Frutas del Bosque


 Frutos silvestres del Bosque 

Bayas silvestres, excelentes para la salud. Antioxidantes, vitaminas y minerales. Señalamos algunos de sus componentes y propiedades, beneficios para la salud, así como sus más característicos usos. También se ha comprobado que ayudan a quemar grasas.
Arándanos.
Ricos en flavonoides y antocianinas, vitamina C y hierro. Provocan una acción tónica, antiséptica y antioxidante. Tartas, sorbetes...
Alquejenjes.
Se identifican fácilmente por sus pétalos de color pajizo. Son ricos en betacaroteno y vitamina C. Es un fruto que está de moda en la cocina creativa.
Frambuesas.
Contienen Vitaminas C y E. Alivian la gota y el estreñimiento. Se limpian justo antes de servirlas. Ideales para mermeladas.
Fresas silvestres.
Un sabor único. Contienen hierro, ácido fólico, ácido salicílico y Vitamina C. Acción de depurativa, diurética y laxante; aconsejable para le hígado y sistema nervioso.
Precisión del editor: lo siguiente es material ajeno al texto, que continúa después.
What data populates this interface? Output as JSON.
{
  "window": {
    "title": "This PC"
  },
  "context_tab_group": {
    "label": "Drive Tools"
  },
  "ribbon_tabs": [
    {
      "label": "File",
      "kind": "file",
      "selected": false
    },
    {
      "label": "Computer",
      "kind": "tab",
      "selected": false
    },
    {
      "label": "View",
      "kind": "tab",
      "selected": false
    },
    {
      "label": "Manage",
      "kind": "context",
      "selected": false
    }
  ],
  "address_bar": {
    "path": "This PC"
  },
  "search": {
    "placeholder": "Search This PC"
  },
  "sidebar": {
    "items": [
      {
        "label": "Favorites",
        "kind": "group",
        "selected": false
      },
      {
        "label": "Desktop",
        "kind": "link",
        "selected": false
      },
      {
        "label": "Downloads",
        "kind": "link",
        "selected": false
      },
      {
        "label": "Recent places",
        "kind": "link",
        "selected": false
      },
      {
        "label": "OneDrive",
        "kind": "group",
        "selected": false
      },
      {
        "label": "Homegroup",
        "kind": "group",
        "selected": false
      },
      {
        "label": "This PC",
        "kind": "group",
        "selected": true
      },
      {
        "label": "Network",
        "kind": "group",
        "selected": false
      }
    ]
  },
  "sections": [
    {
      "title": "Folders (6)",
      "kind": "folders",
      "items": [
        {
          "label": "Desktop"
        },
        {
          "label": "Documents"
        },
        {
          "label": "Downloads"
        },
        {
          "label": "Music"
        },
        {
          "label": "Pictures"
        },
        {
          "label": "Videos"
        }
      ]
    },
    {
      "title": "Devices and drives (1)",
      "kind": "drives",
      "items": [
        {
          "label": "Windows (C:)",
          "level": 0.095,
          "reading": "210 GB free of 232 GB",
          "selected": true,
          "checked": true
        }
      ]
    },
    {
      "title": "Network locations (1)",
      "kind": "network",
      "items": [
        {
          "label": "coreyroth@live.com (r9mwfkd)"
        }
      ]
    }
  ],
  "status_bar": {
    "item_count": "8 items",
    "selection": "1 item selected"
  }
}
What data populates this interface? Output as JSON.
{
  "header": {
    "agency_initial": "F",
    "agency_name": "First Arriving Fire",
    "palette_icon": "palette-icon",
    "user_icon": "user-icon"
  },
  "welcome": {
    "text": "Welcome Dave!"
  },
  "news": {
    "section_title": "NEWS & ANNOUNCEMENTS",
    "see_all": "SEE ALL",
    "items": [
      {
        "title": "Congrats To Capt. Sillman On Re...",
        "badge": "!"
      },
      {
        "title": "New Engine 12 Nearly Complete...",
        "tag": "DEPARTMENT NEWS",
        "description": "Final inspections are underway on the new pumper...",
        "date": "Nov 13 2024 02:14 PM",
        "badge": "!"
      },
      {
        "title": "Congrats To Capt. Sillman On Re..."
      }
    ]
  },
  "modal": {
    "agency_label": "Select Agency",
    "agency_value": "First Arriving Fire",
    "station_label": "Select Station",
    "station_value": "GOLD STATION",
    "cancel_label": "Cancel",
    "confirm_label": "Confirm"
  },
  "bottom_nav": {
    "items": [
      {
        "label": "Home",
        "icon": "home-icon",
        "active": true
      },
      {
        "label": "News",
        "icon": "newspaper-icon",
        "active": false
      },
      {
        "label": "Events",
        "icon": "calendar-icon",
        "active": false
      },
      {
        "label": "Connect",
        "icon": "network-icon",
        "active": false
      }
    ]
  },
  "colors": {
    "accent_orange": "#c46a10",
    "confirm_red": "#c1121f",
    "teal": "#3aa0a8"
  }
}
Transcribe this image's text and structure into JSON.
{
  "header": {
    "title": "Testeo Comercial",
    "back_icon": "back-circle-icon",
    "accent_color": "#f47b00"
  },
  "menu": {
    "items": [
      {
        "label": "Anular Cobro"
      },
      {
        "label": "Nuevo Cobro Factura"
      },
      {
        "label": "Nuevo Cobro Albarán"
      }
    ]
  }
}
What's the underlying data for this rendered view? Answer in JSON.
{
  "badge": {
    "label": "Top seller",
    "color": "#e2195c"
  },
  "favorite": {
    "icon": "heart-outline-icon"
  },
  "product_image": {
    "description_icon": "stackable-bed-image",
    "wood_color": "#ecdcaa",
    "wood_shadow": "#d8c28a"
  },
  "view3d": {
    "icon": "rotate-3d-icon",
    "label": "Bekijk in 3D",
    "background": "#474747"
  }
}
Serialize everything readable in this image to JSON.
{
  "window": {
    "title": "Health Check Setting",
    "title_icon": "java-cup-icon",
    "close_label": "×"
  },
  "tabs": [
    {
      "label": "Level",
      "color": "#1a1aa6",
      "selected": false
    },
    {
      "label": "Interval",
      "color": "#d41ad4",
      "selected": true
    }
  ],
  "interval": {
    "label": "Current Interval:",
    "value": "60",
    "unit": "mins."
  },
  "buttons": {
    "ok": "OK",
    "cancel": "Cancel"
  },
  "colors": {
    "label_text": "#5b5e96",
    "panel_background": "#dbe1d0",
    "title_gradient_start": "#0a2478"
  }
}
Postre delicioso.
Grosella Negra.
Ricas en potasio, calcio, fósforo, hierro y vitaminas C y E. Excelente para los sistemas hormonal, digestivo y circulatorio. Es laxante y antioxidante.
Grosella Roja.
Contenidos de fibra, hierro, potasio, flavonoides y Vitamina C. Digestiva, laxante y diurética. Indicada para reumatismo, artritis y gota. Para salsas y tartas.
Moras.
Exquisito sabor. Ricas en vitamina C, hierro y potasio. La mora madura alivia el estreñimiento, mientras que la verde es astringente. Tartas de queso, mermeladas.
Zarzamoras.
Rico contenido en vitamina A, C y potasio. Es diurética, antidiabética, hemostática y es pobre en calorías, proteínas y
grasas se comen crudas o acompañando el yogurt o el helado. Se puede elaborar mermeladas, tartas, vinos y aguardiente.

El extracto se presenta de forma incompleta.